M16ボルトの適切な施工は、建築物の安全性と耐久性に直結するため、現場での品質管理が極めて重要です。経験豊富な施工者でも見落としがちな重要なポイントがあります。

 

締結前の準備作業:

  • ボルト穴の精度確認(径16.5-17.0mm程度)
  • 座面の平滑性チェック(表面粗さRa6.3以下)
  • ボルトとナットのねじ山状態確認
  • 適切な工具の準備と校正確認

ボルト穴の精度は、M16ボルトの性能を最大限に発揮するために重要です。穴径が大きすぎると、せん断力の伝達効率が低下し、構造性能に影響を与える可能性があります。

 

段階的締結の重要性:
M16ボルトの締結では、一度に規定トルクまで締めるのではなく、段階的な締結が推奨されます。

  1. 仮締め:規定トルクの30-50%
  2. 本締め:規定トルクの70-80%
  3. 最終締め:規定トルク100%

この段階的締結により、接合部材の応力分布が均等化され、長期的な信頼性が向上します。

 

温度環境の考慮:
M16ボルトの締結トルクは、環境温度により影響を受けます。
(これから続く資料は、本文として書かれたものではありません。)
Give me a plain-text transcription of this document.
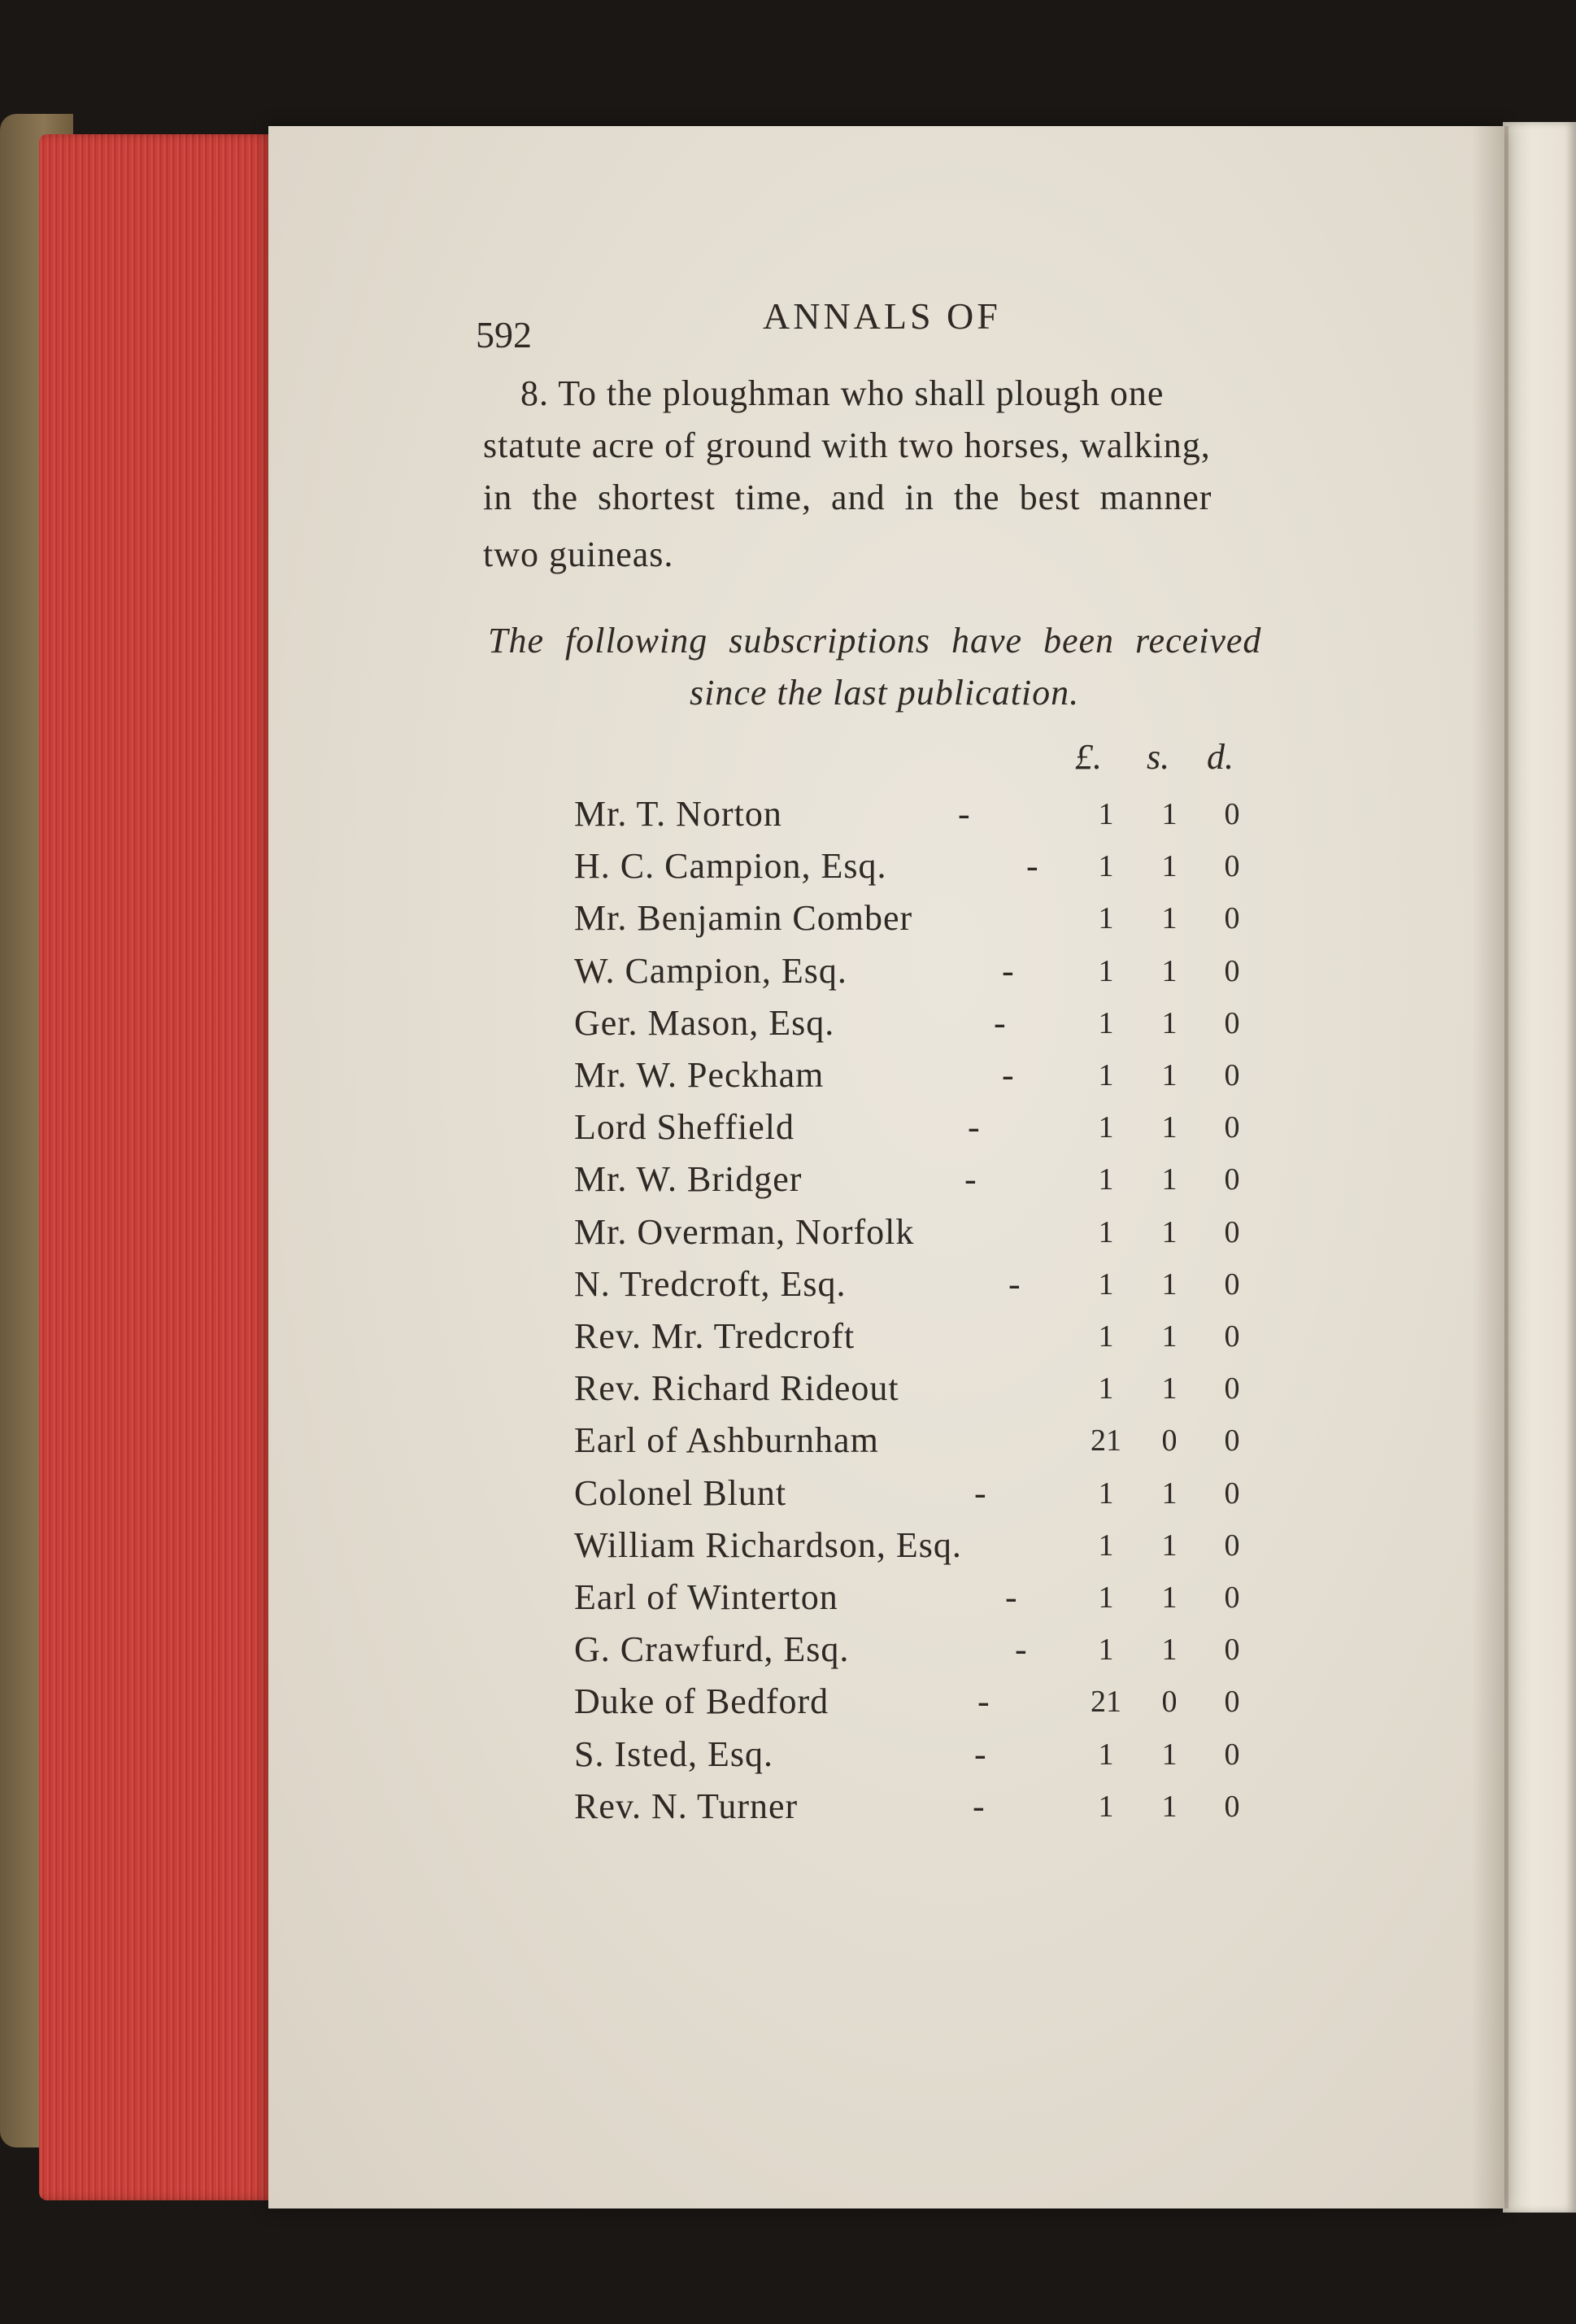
592	ANNALS OF
8. To the ploughman who shall plough one
statute acre of ground with two horses, walking,
in the shortest time, and in the best manner
two guineas.
The following subscriptions have been received
since the last publication.
£. s. d.
Mr. T. Norton	-	1	1	0
H. C. Campion, Esq.	-	1	1	0
Mr. Benjamin Comber	1	1	0
W. Campion, Esq.	-	1	1	0
Ger. Mason, Esq.	-	1	1	0
Mr. W. Peckham	-	1	1	0
Lord Sheffield	-	1	1	0
Mr. W. Bridger	-	1	1	0
Mr. Overman, Norfolk	1	1	0
N. Tredcroft, Esq.	-	1	1	0
Rev. Mr. Tredcroft	1	1	0
Rev. Richard Rideout	1	1	0
Earl of Ashburnham	21	0	0
Colonel Blunt	-	1	1	0
William Richardson, Esq.	1	1	0
Earl of Winterton	-	1	1	0
G. Crawfurd, Esq.	-	1	1	0
Duke of Bedford	-	21	0	0
S. Isted, Esq.	-	1	1	0
Rev. N. Turner	-	1	1	0
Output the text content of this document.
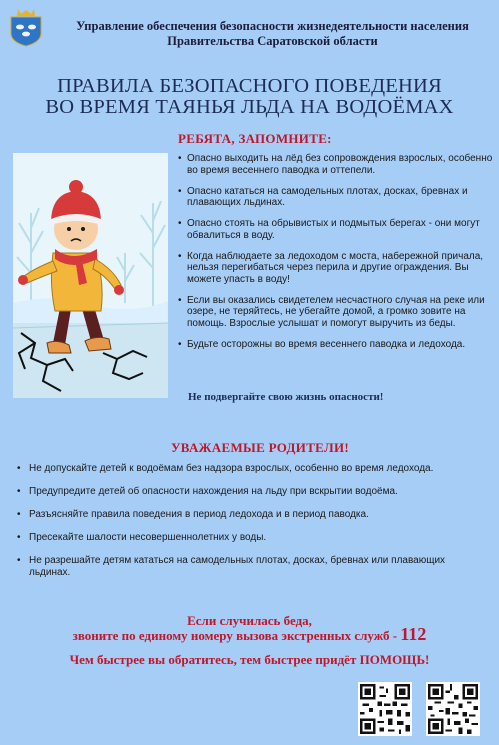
Управление обеспечения безопасности жизнедеятельности населения
Правительства Саратовской области
ПРАВИЛА БЕЗОПАСНОГО ПОВЕДЕНИЯ
ВО ВРЕМЯ ТАЯНЬЯ ЛЬДА НА ВОДОЁМАХ
РЕБЯТА, ЗАПОМНИТЕ:
• Опасно выходить на лёд без сопровождения взрослых, особенно во время весеннего паводка и оттепели.
• Опасно кататься на самодельных плотах, досках, бревнах и плавающих льдинах.
• Опасно стоять на обрывистых и подмытых берегах - они могут обвалиться в воду.
• Когда наблюдаете за ледоходом с моста, набережной причала, нельзя перегибаться через перила и другие ограждения. Вы можете упасть в воду!
• Если вы оказались свидетелем несчастного случая на реке или озере, не теряйтесь, не убегайте домой, а громко зовите на помощь. Взрослые услышат и помогут выручить из беды.
• Будьте осторожны во время весеннего паводка и ледохода.
Не подвергайте свою жизнь опасности!
УВАЖАЕМЫЕ РОДИТЕЛИ!
• Не допускайте детей к водоёмам без надзора взрослых, особенно во время ледохода.
• Предупредите детей об опасности нахождения на льду при вскрытии водоёма.
• Разъясняйте правила поведения в период ледохода и в период паводка.
• Пресекайте шалости несовершеннолетних у воды.
• Не разрешайте детям кататься на самодельных плотах, досках, бревнах или плавающих льдинах.
Если случилась беда,
звоните по единому номеру вызова экстренных служб - 112
Чем быстрее вы обратитесь, тем быстрее придёт ПОМОЩЬ!
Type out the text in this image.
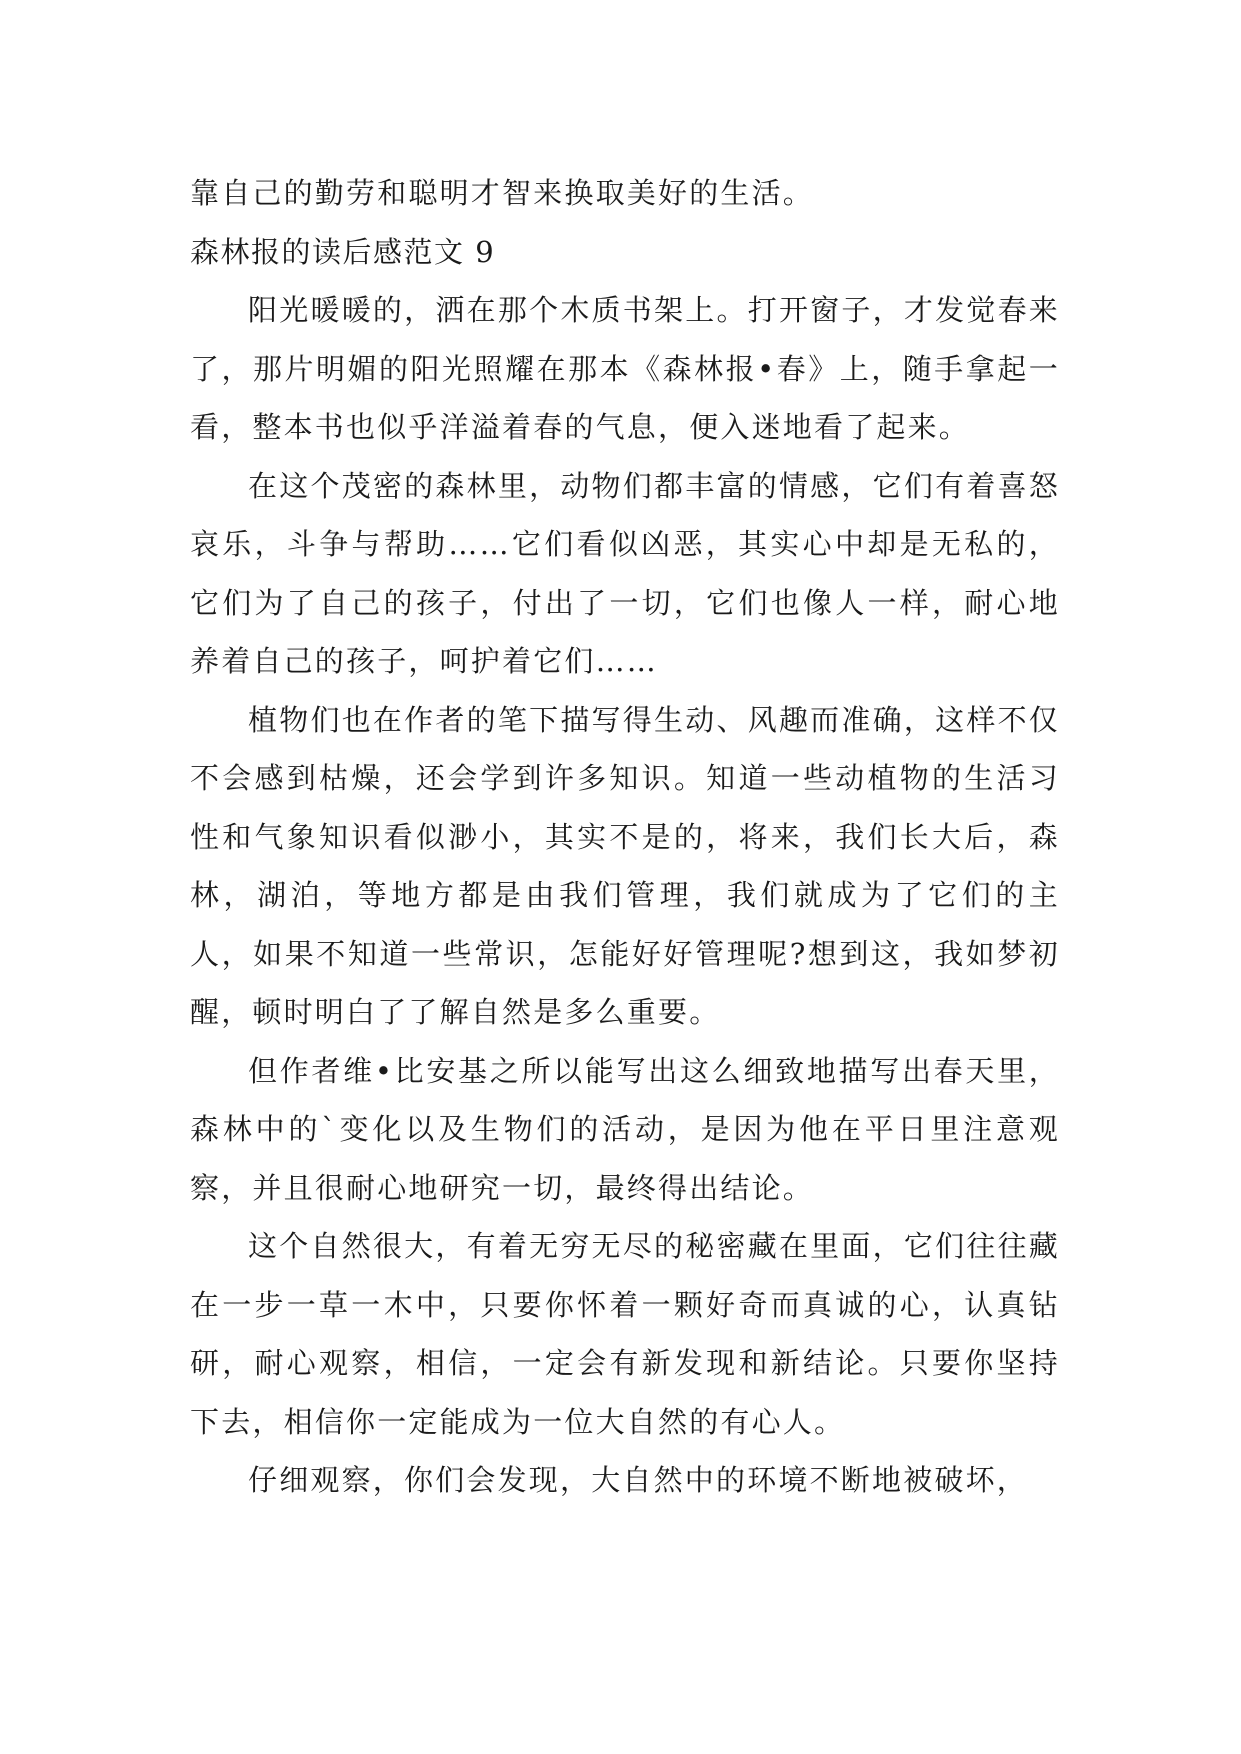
靠自己的勤劳和聪明才智来换取美好的生活。

森林报的读后感范文 9

阳光暖暖的，洒在那个木质书架上。打开窗子，才发觉春来了，那片明媚的阳光照耀在那本《森林报•春》上，随手拿起一看，整本书也似乎洋溢着春的气息，便入迷地看了起来。

在这个茂密的森林里，动物们都丰富的情感，它们有着喜怒哀乐，斗争与帮助……它们看似凶恶，其实心中却是无私的，它们为了自己的孩子，付出了一切，它们也像人一样，耐心地养着自己的孩子，呵护着它们……

植物们也在作者的笔下描写得生动、风趣而准确，这样不仅不会感到枯燥，还会学到许多知识。知道一些动植物的生活习性和气象知识看似渺小，其实不是的，将来，我们长大后，森林，湖泊，等地方都是由我们管理，我们就成为了它们的主人，如果不知道一些常识，怎能好好管理呢?想到这，我如梦初醒，顿时明白了了解自然是多么重要。

但作者维•比安基之所以能写出这么细致地描写出春天里，森林中的`变化以及生物们的活动，是因为他在平日里注意观察，并且很耐心地研究一切，最终得出结论。

这个自然很大，有着无穷无尽的秘密藏在里面，它们往往藏在一步一草一木中，只要你怀着一颗好奇而真诚的心，认真钻研，耐心观察，相信，一定会有新发现和新结论。只要你坚持下去，相信你一定能成为一位大自然的有心人。

仔细观察，你们会发现，大自然中的环境不断地被破坏，
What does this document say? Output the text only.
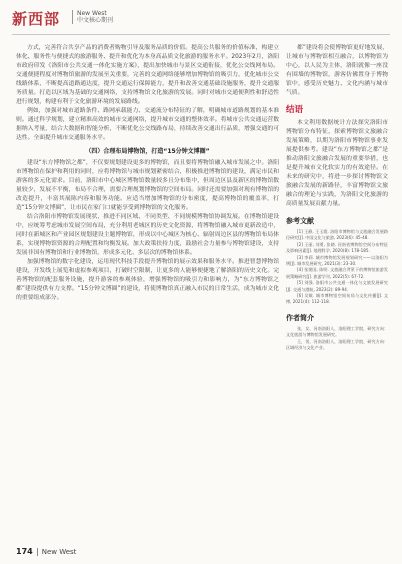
新西部	New West
中文核心期刊

方式，完善符合共享产品的消费者购物引导及服务品质的价值。提高公共服务的价值标准，构建立体化、服务性与便捷式的旅游服务、提升和优化为本身高品质文化旅游的服务水平。2023年2月，洛阳市政府印发《洛阳市公共交通一体化实施方案》，提出加快城市与景区交通衔接，优化公交线网布局。交通便捷程度对博物馆旅游的发展至关重要，完善的交通网络能够增加博物馆的吸引力，优化城市公交线路体系，不断提高道路通达度，提升交通运行保障能力，提升和改善交通基础设施服务，提升交通服务质量。打造以区域为基础的交通网络，支持博物馆文化旅游的发展。同时对城市交通便利性和舒适性进行规划，构建有利于文化旅游环境的发展路线。

例如，加强对城市道路条件、路网承载能力、交通流分布特征的了解，明确城市道路规划的基本准则。通过科学规划，建立精准高效的城市交通网络，提升城市交通的整体效率。将城市公共交通运营数据纳入考量，结合大数据和智能分析，不断优化公交线路布局，持续改善交通出行品质，增强交通的可达性。全面提升城市交通服务水平。

（四）合理布局博物馆，打造“15分钟文博圈”

建设“东方博物馆之都”，不仅要规划建设更多的博物馆，而且要将博物馆融入城市发展之中。洛阳市博物馆在保护和利用的同时，应将博物馆与城市规划紧密结合，积极推进博物馆的建设，满足市民和游客的多元化需求。目前，洛阳市中心城区博物馆数量较多且分布集中，但周边区县及新区的博物馆数量较少，发展不平衡，布局不合理，需要合理规划博物馆的空间布局。同时还需要加强对现有博物馆的改造提升，丰富其展陈内容和服务功能。应适当增加博物馆的分布密度，提高博物馆的覆盖率，打造“15分钟文博圈”，让市民在家门口就能享受到博物馆的文化服务。

结合洛阳市博物馆发展现状，推进不同区域、不同类型、不同规模博物馆协调发展。在博物馆建设中，应统筹考虑城市发展空间布局，充分利用老城区的历史文化资源，将博物馆融入城市更新改造中，同时在新城区和产业园区规划建设主题博物馆，形成以中心城区为核心、辐射周边区县的博物馆布局体系，实现博物馆资源的合理配置和均衡发展。加大政策扶持力度，鼓励社会力量参与博物馆建设，支持发展非国有博物馆和行业博物馆，形成多元化、多层次的博物馆体系。

加强博物馆的数字化建设，运用现代科技手段提升博物馆的展示效果和服务水平。推进智慧博物馆建设，开发线上展览和虚拟参观项目，打破时空限制，让更多的人能够便捷地了解洛阳的历史文化。完善博物馆的配套服务设施，提升游客的参观体验，增强博物馆的吸引力和影响力，为“东方博物馆之都”建设提供有力支撑。“15分钟文博圈”的建设，将使博物馆真正融入市民的日常生活，成为城市文化的重要组成部分。

都”建设将会使博物馆更好地发展，让城市与博物馆相互融合，以博物馆为中心，以人民为主体，洛阳就像一座没有围墙的博物馆，游客仿佛置身于博物馆中，感受历史魅力、文化内涵与城市气质。

结语

本文利用数据统计方法探究洛阳市博物馆分布特征，探索博物馆文旅融合发展策略，以期为洛阳市博物馆事业发展提供参考。建设“东方博物馆之都”是推动洛阳文旅融合发展的重要举措，也是提升城市文化软实力的有效途径。在未来的研究中，将进一步探讨博物馆文旅融合发展的新路径，丰富博物馆文旅融合的理论与实践，为洛阳文化旅游的高质量发展贡献力量。

参考文献

[1] 王静, 王玉霞. 洛阳市博物馆与文旅融合发展路径研究[J]. 中国文化与旅游, 2023(6): 45-48.

[2] 王丽, 刘勇, 张晓. 河南省博物馆空间分布特征及影响因素[J]. 地理科学, 2020(8): 178-185.

[3] 李莉. 城市博物馆发展规划研究——以洛阳为例[J]. 城市发展研究, 2021(3): 23-30.

[4] 张建国, 陈明. 文旅融合背景下的博物馆旅游发展策略研究[J]. 旅游学刊, 2022(5): 67-72.

[5] 刘强. 洛阳市公共交通一体化与文旅发展研究[J]. 交通与港航, 2023(2): 89-94.

[6] 吴敏. 城市博物馆空间布局与文化传播[J]. 文博, 2021(4): 112-118.

作者简介

张，女，河南洛阳人，洛阳理工学院，研究方向：文化旅游与博物馆发展研究。

王，男，河南洛阳人，洛阳理工学院，研究方向：区域经济与文化产业。

174 New West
特に。

  • 低温時(5℃以下):トルク値の10-15%増加
  • 高温時(35℃以上):トルク値の5-10%減少

建築現場では、季節による温度変化を考慮した締結管理が必要です。

 

品質検査のポイント:

  • トルクレンチの校正記録確認
  • 締結後の緩み検査(24時間後推奨)
  • 表面処理の損傷チェック
  • 締結部の変形確認

特に重要構造部では、非破壊検査(超音波検査等)による締結力の確認も実施されることがあります。

 

長期メンテナンス計画:
M16ボルトを使用した接合部は、定期的な点検が必要です。

  • 初期点検:施工後1年以内
  • 定期点検:3-5年間隔
  • 特別点検:地震や強風後

適切な施工と継続的な品質管理により、M16ボルトは設計耐用年数を通じて安定した性能を発揮し、建築物の安全性確保に貢献します。現場での正しい知識と丁寧な作業が、品質の高い建築物の実現につながります。